Altersmedizinische Parameter, deren unabhängige prognostische Relevanz belegt ist, wurden in dieser retrospektiven Studie nicht berücksichtigt. Die Integration eines geriatrischen Assessments in das Management der schweren ambulant erworbenen Pneumonie könnte die hier vorgestellten Parameter relativieren und auf weitere, noch zu selten berücksichtigte, aber modifizierbare Faktoren hinweisen.
Fazit für die Praxis
Die retrospektive Studie von Gong et al. bestätigt einen Teil der Ergebnisse der früheren Beobachtungsstudie von Luo et al. [16]. In beiden Studien waren Komorbiditäten unabhängige Mortalitätsprädiktoren. Der Nachteil der Studie von Gong et al. ist neben ihrem retrospektiven Design die fehlende Berücksichtigung geriatrischer Probleme. Dies ist umso wichtiger, da geriatrische Probleme potenziell behandelbar sind. Ob die Analyse bei Berücksichtigung geriatrischer Probleme ähnliche Ergebnisse erbracht hätte, bleibt spekulativ.
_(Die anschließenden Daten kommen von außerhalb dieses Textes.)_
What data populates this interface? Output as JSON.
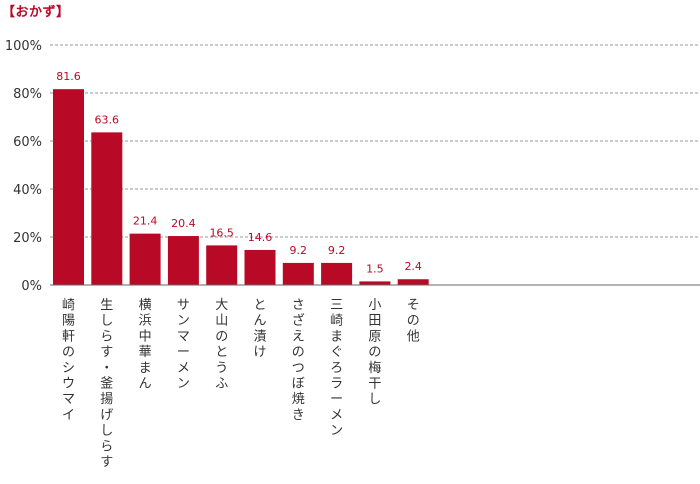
{
  "page": {
    "title": "【おかず】"
  },
  "chart_data": {
    "type": "bar",
    "title": "【おかず】",
    "xlabel": "",
    "ylabel": "",
    "ylim": [
      0,
      100
    ],
    "y_ticks": [
      "0%",
      "20%",
      "40%",
      "60%",
      "80%",
      "100%"
    ],
    "y_tick_values": [
      0,
      20,
      40,
      60,
      80,
      100
    ],
    "grid": true,
    "bar_color": "#b80a26",
    "label_color": "#b80a26",
    "categories": [
      "崎陽軒のシウマイ",
      "生しらす・釜揚げしらす",
      "横浜中華まん",
      "サンマーメン",
      "大山のとうふ",
      "とん漬け",
      "さざえのつぼ焼き",
      "三崎まぐろラーメン",
      "小田原の梅干し",
      "その他"
    ],
    "values": [
      81.6,
      63.6,
      21.4,
      20.4,
      16.5,
      14.6,
      9.2,
      9.2,
      1.5,
      2.4
    ],
    "value_labels": [
      "81.6",
      "63.6",
      "21.4",
      "20.4",
      "16.5",
      "14.6",
      "9.2",
      "9.2",
      "1.5",
      "2.4"
    ]
  }
}
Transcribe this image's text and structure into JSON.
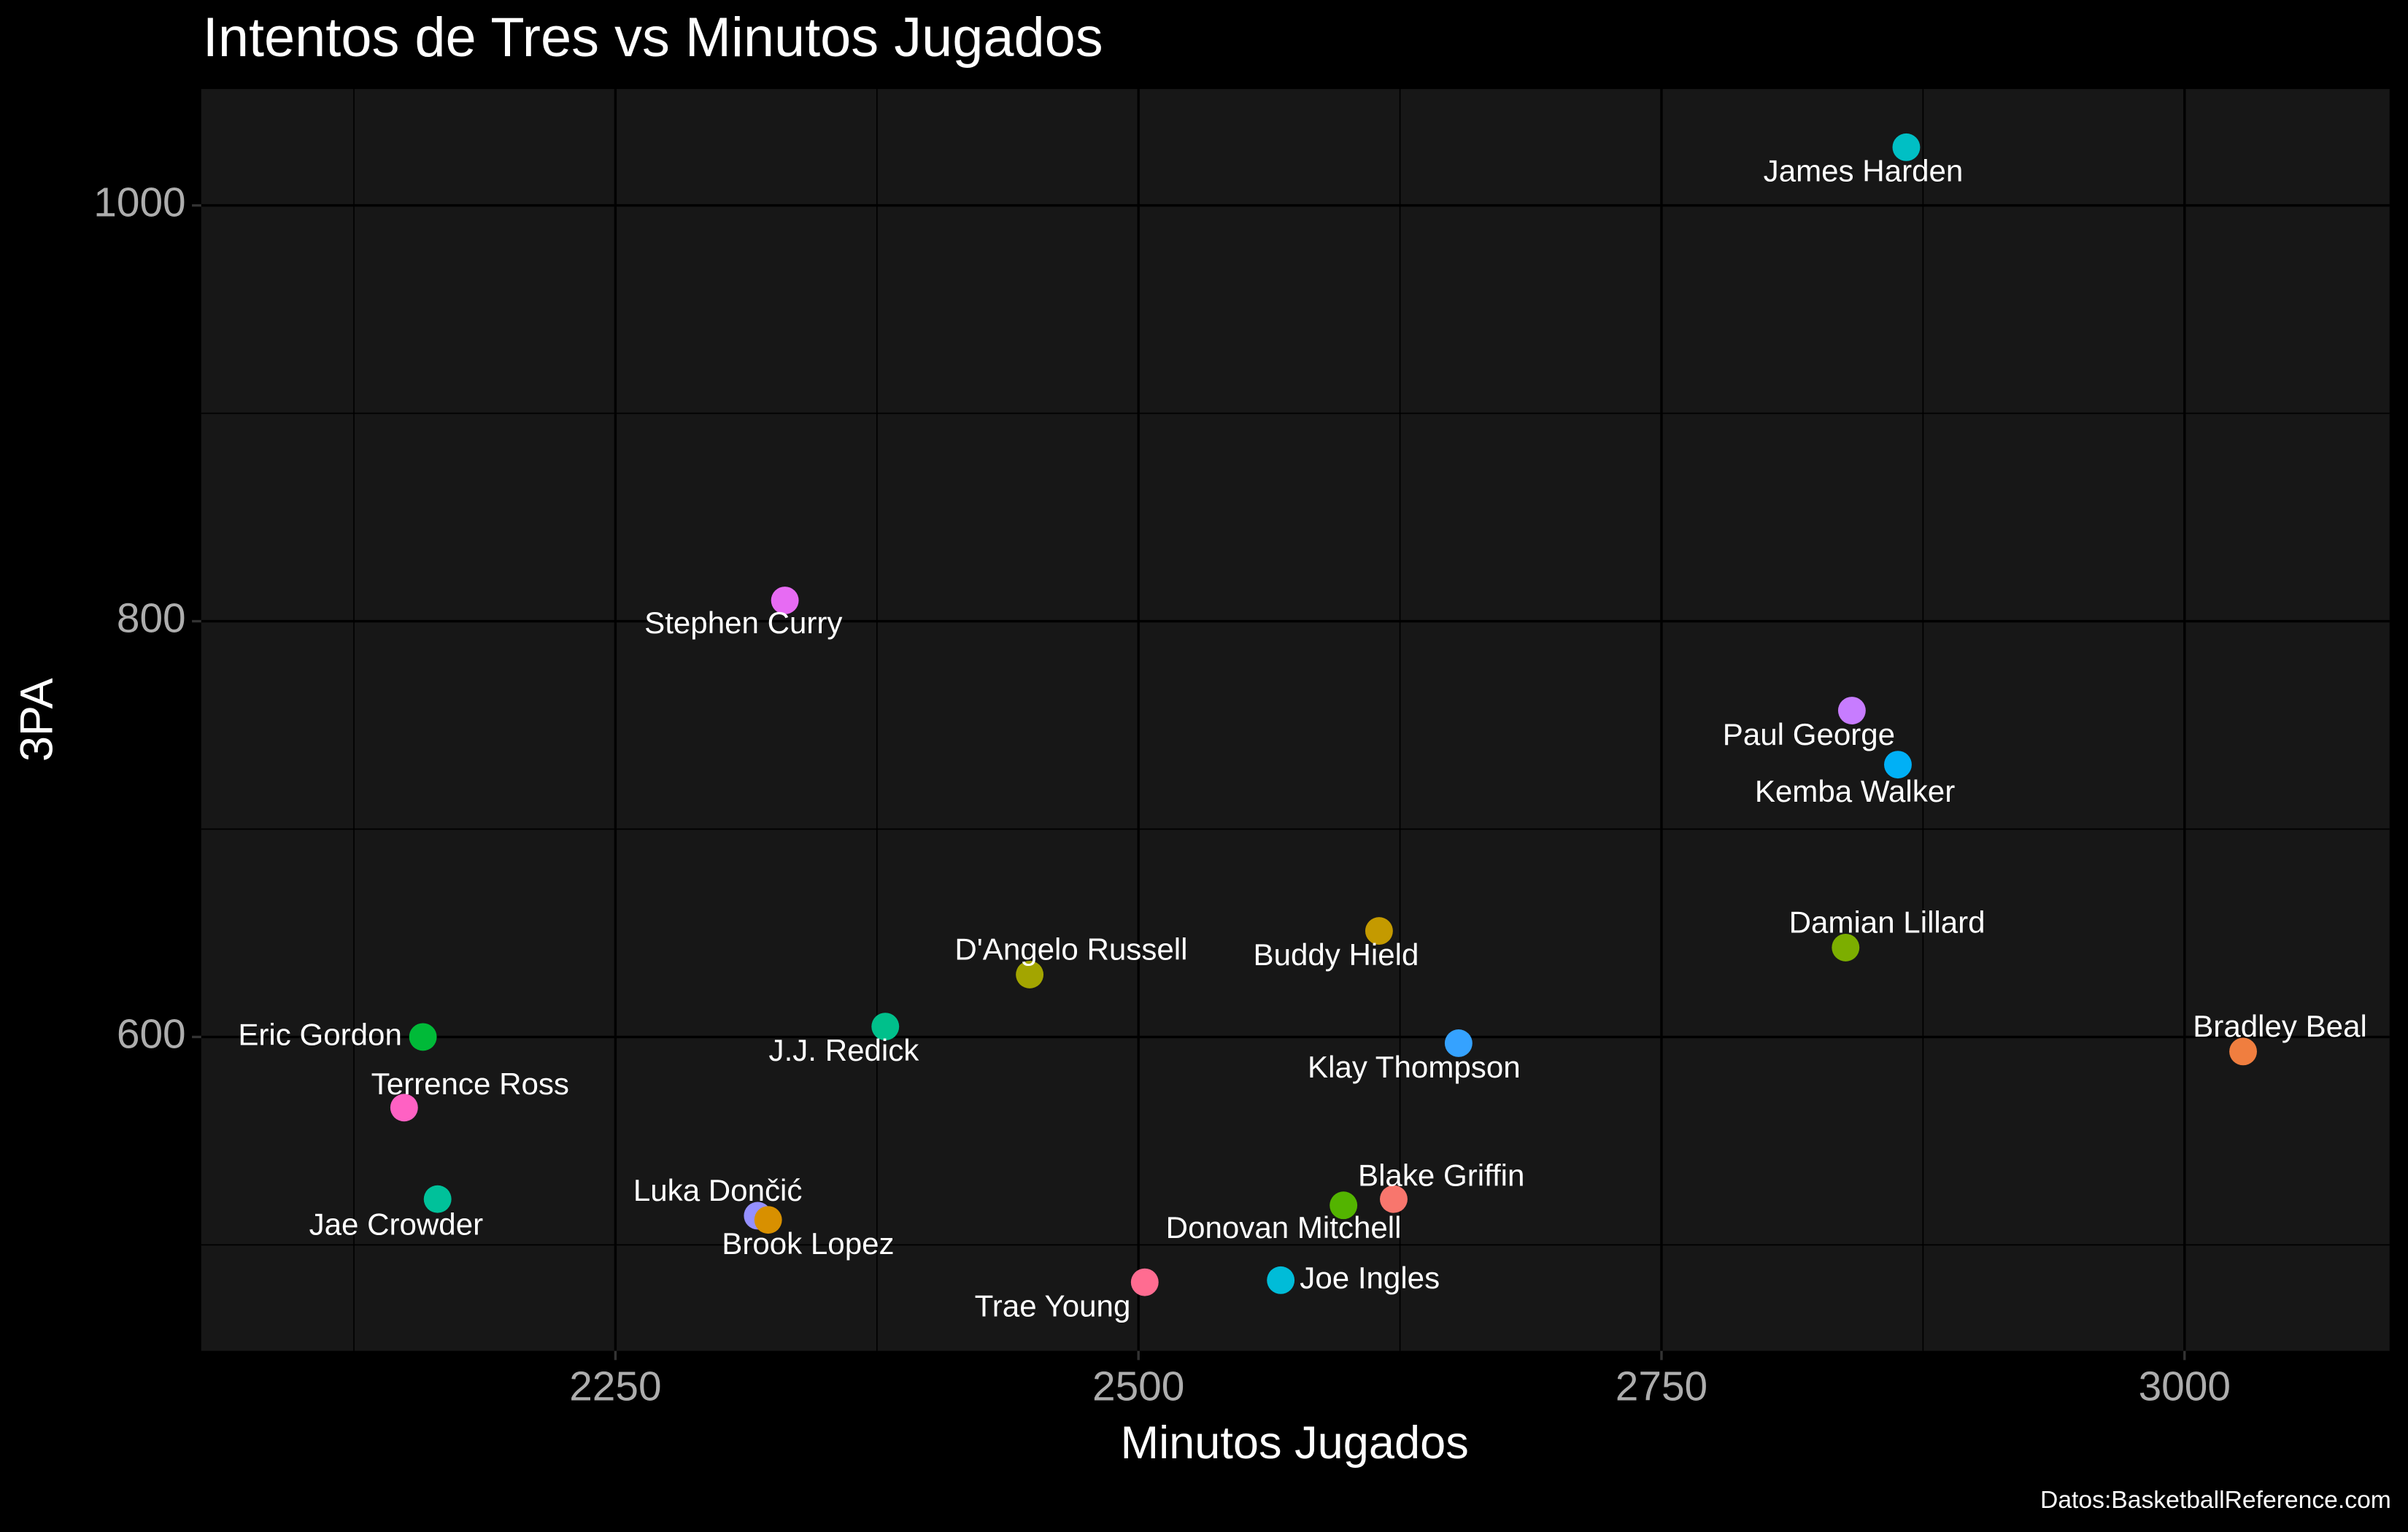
{
  "chart_data": {
    "type": "scatter",
    "title": "Intentos de Tres vs Minutos Jugados",
    "x_label": "Minutos Jugados",
    "y_label": "3PA",
    "caption": "Datos:BasketballReference.com",
    "labels": [
      "James Harden",
      "Stephen Curry",
      "Paul George",
      "Kemba Walker",
      "Damian Lillard",
      "Bradley Beal",
      "Buddy Hield",
      "D'Angelo Russell",
      "J.J. Redick",
      "Eric Gordon",
      "Klay Thompson",
      "Terrence Ross",
      "Jae Crowder",
      "Blake Griffin",
      "Donovan Mitchell",
      "Luka Dončić",
      "Brook Lopez",
      "Trae Young",
      "Joe Ingles"
    ],
    "x": [
      2867,
      2331,
      2841,
      2863,
      2838,
      3028,
      2615,
      2448,
      2379,
      2158,
      2653,
      2149,
      2165,
      2622,
      2598,
      2318,
      2323,
      2503,
      2568
    ],
    "values": [
      1028,
      810,
      757,
      731,
      643,
      593,
      651,
      630,
      605,
      600,
      597,
      566,
      522,
      522,
      519,
      514,
      512,
      482,
      483
    ],
    "colors": [
      "#00BFC4",
      "#E76BF3",
      "#C77CFF",
      "#00B0F6",
      "#7CAE00",
      "#F07E3F",
      "#C49A00",
      "#A3A500",
      "#00C08B",
      "#00BA38",
      "#35A2FF",
      "#FF61C3",
      "#00C19A",
      "#F8766D",
      "#53B400",
      "#9590FF",
      "#D89000",
      "#FF6C91",
      "#00BCD8"
    ],
    "xlim": [
      2052,
      3098
    ],
    "ylim": [
      449,
      1056
    ],
    "xticks": [
      2250,
      2500,
      2750,
      3000
    ],
    "yticks": [
      600,
      800,
      1000
    ],
    "x_minor_grid": [
      2125,
      2375,
      2625,
      2875
    ],
    "y_minor_grid": [
      500,
      700,
      900
    ],
    "grid": true
  }
}
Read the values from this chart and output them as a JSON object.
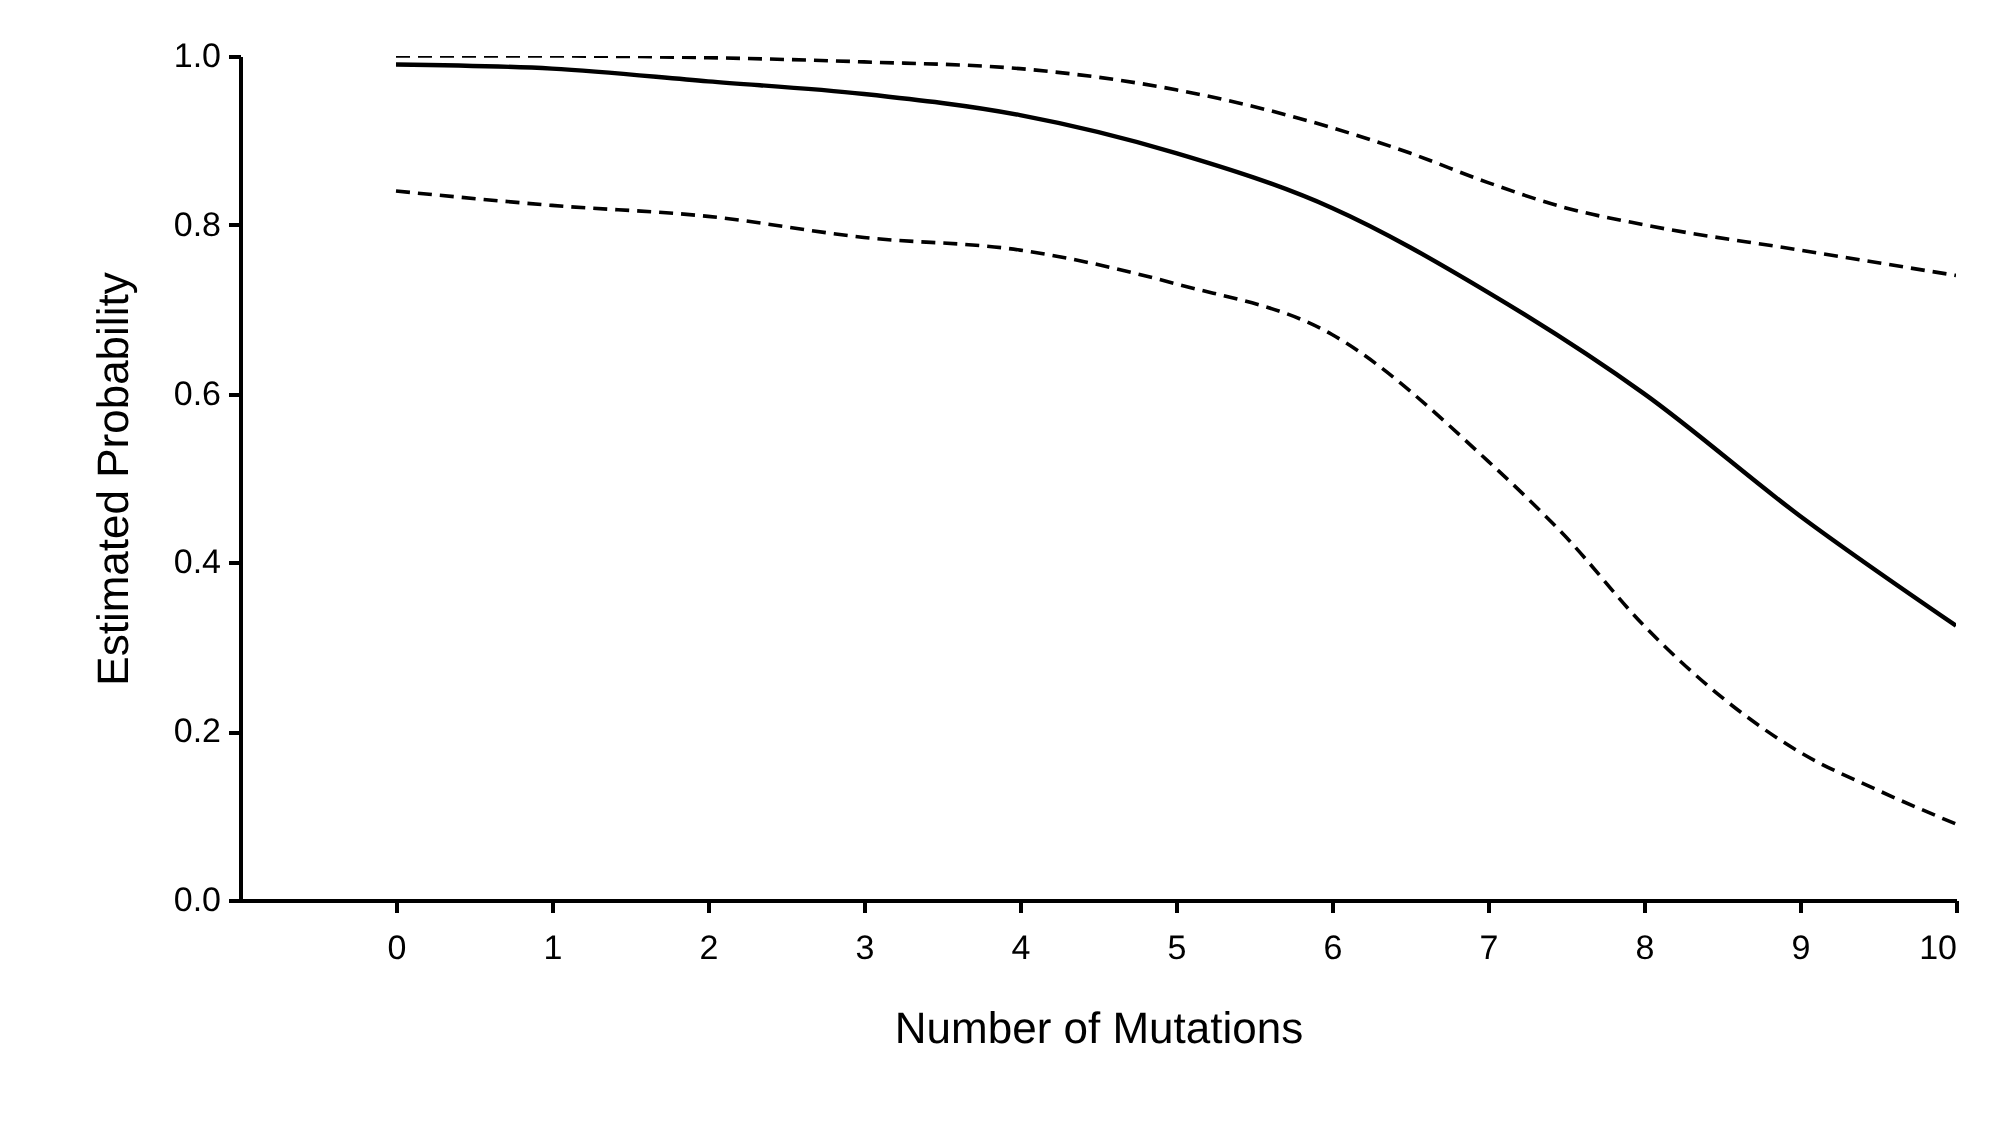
{
  "chart_data": {
    "type": "line",
    "xlabel": "Number of Mutations",
    "ylabel": "Estimated Probability",
    "xlim": [
      -1,
      10
    ],
    "ylim": [
      0,
      1
    ],
    "xticks": [
      0,
      1,
      2,
      3,
      4,
      5,
      6,
      7,
      8,
      9,
      10
    ],
    "yticks": [
      {
        "value": 0,
        "label": "0.0"
      },
      0.2,
      0.4,
      0.6,
      0.8,
      {
        "value": 1,
        "label": "1.0"
      }
    ],
    "grid": false,
    "marker": "none",
    "series": [
      {
        "color": "#000000",
        "line_style": "solid",
        "x": [
          0,
          1,
          2,
          3,
          4,
          5,
          6,
          7,
          8,
          9,
          10
        ],
        "values": [
          0.99,
          0.985,
          0.97,
          0.955,
          0.93,
          0.885,
          0.82,
          0.72,
          0.6,
          0.455,
          0.325
        ]
      },
      {
        "color": "#000000",
        "line_style": "dashed",
        "x": [
          0,
          1,
          2,
          3,
          4,
          5,
          6,
          6.5,
          7,
          7.5,
          8,
          9,
          10
        ],
        "values": [
          1.0,
          1.0,
          0.998,
          0.993,
          0.985,
          0.96,
          0.915,
          0.885,
          0.85,
          0.82,
          0.8,
          0.77,
          0.74
        ]
      },
      {
        "color": "#000000",
        "line_style": "dashed",
        "x": [
          0,
          1,
          2,
          3,
          4,
          5,
          6,
          7,
          7.5,
          8,
          8.5,
          9,
          9.5,
          10
        ],
        "values": [
          0.84,
          0.823,
          0.81,
          0.785,
          0.77,
          0.73,
          0.67,
          0.52,
          0.43,
          0.325,
          0.24,
          0.175,
          0.13,
          0.09
        ]
      }
    ]
  }
}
Der von Gong und Kollegen vorgeschlagene Score sollte jedoch erst in die Klinik eingeführt werden, wenn er prospektiv unter Einbindung geriatrischer Probleme validiert wurde.
Disclosure Statement
Beraterhonorare: Heel, Amgen. Vortragshonorare: Amgen, Heel, Idorsia, Gruenenthal, BMS, Bayer, Jazzpharma.